Author : Nirmal kumar Ravi

Tokenize and tag the following sentence: They wind back the clock, while we chase after the wind. What different pronunciations and parts of speech are involved?


In [11]:
import nltk

text = nltk.word_tokenize("They wind back the clock, while we chase after the wind")
tagged = nltk.pos_tag(text)
for i in range(0,len(tagged)):
    txt,tag = tagged[i]
    print txt,tag,nltk.help.upenn_tagset(tag)

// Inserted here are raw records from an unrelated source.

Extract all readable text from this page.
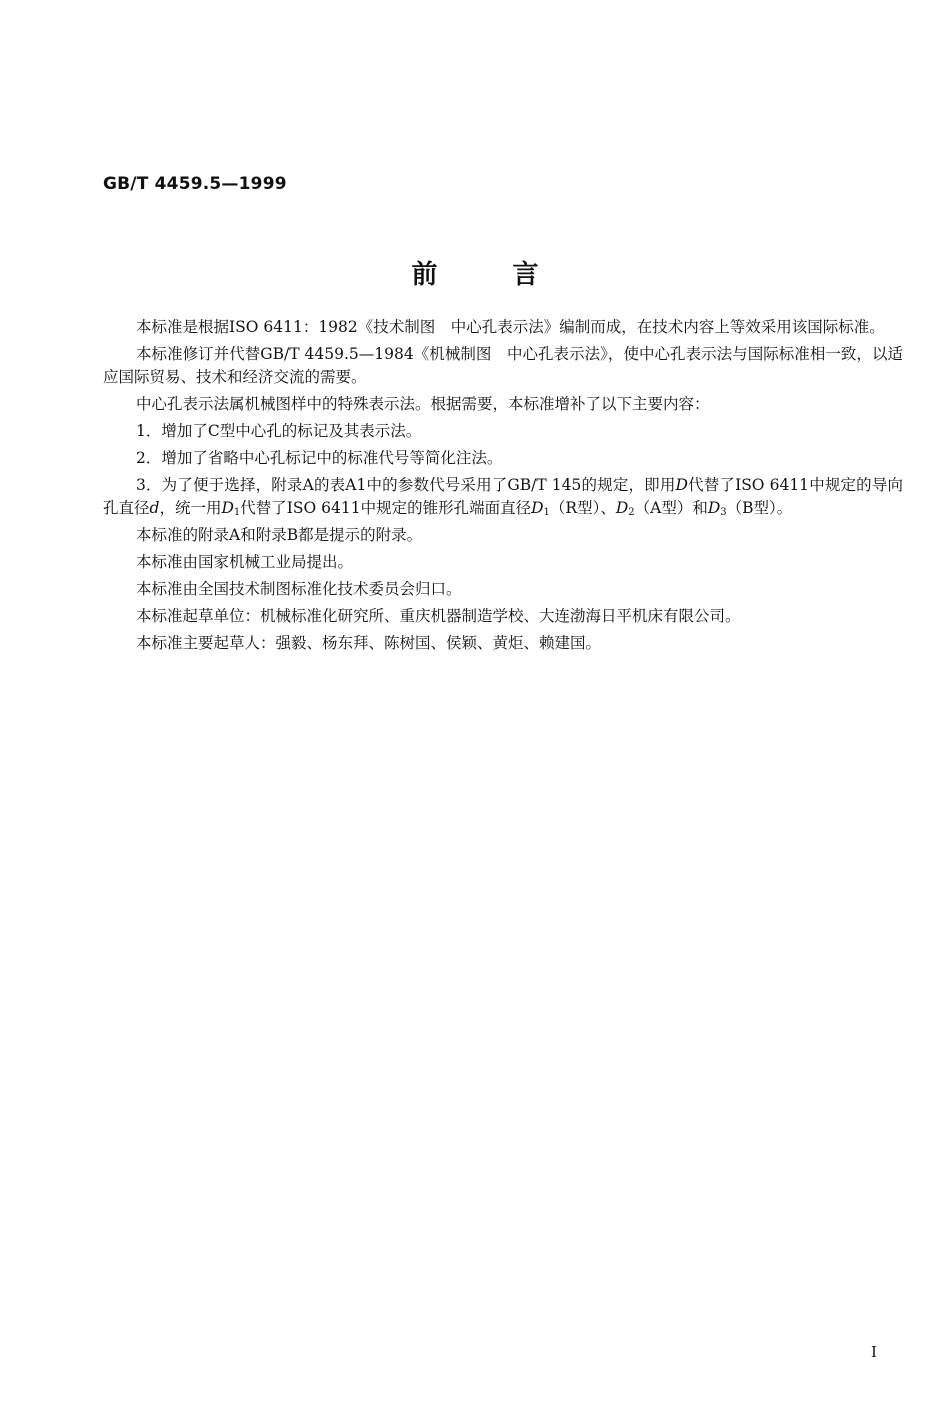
GB/T 4459.5—1999
前言

本标准是根据ISO 6411：1982《技术制图　中心孔表示法》编制而成，在技术内容上等效采用该国际标准。

本标准修订并代替GB/T 4459.5—1984《机械制图　中心孔表示法》，使中心孔表示法与国际标准相一致，以适应国际贸易、技术和经济交流的需要。

中心孔表示法属机械图样中的特殊表示法。根据需要，本标准增补了以下主要内容：

1．增加了C型中心孔的标记及其表示法。

2．增加了省略中心孔标记中的标准代号等简化注法。

3．为了便于选择，附录A的表A1中的参数代号采用了GB/T 145的规定，即用D代替了ISO 6411中规定的导向孔直径d，统一用$D_1$代替了ISO 6411中规定的锥形孔端面直径$D_1(R$型）、$D_2(A$型）和$D_3(B$型）。

本标准的附录A和附录B都是提示的附录。

本标准由国家机械工业局提出。

本标准由全国技术制图标准化技术委员会归口。

本标准起草单位：机械标准化研究所、重庆机器制造学校、大连渤海日平机床有限公司。

本标准主要起草人：强毅、杨东拜、陈树国、侯颖、黄炬、赖建国。

I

They PRPPRP: pronoun, personal
    hers herself him himself hisself it itself me myself one oneself ours
    ourselves ownself self she thee theirs them themselves they thou thy us
 None
wind VBPVBP: verb, present tense, not 3rd person singular
    predominate wrap resort sue twist spill cure lengthen brush terminate
    appear tend stray glisten obtain comprise detest tease attract
    emphasize mold postpone sever return wag ...
 None
back RBRB: adverb
    occasionally unabatingly maddeningly adventurously professedly
    stirringly prominently technologically magisterially predominately
    swiftly fiscally pitilessly ...
 None
the DTDT: determiner
    all an another any both del each either every half la many much nary
    neither no some such that the them these this those
 None
clock NNNN: noun, common, singular or mass
    common-carrier cabbage knuckle-duster Casino afghan shed thermostat
    investment slide humour falloff slick wind hyena override subhumanity
    machinist ...
 None
, ,,: comma
    ,
 None
while ININ: preposition or conjunction, subordinating
    astride among uppon whether out inside pro despite on by throughout
    below within for towards near behind atop around if like until below
    next into if beside ...
 None
we PRPPRP: pronoun, personal
    hers herself him himself hisself it itself me myself one oneself ours
    ourselves ownself self she thee theirs them themselves they thou thy us
 None
chase VBPVBP: verb, present tense, not 3rd person singular
    predominate wrap resort sue twist spill cure lengthen brush terminate
    appear tend stray glisten obtain comprise detest tease attract
    emphasize mold postpone sever return wag ...
 None
after ININ: preposition or conjunction, subordinating
    astride among uppon whether out inside pro despite on by throughout
    below within for towards near behind atop around if like until below
    next into if beside ...
 None
the DTDT: determiner
    all an another any both del each either every half la many much nary
    neither no some such that the them these this those
 None
wind NNNN: noun, common, singular or mass
    common-carrier cabbage knuckle-duster Casino afghan shed thermostat
    investment slide humour falloff slick wind hyena override subhumanity
    machinist ...
 None

Review the mappings in 5.4. Discuss any other examples of mappings you can think of. What type of information do they map from and to?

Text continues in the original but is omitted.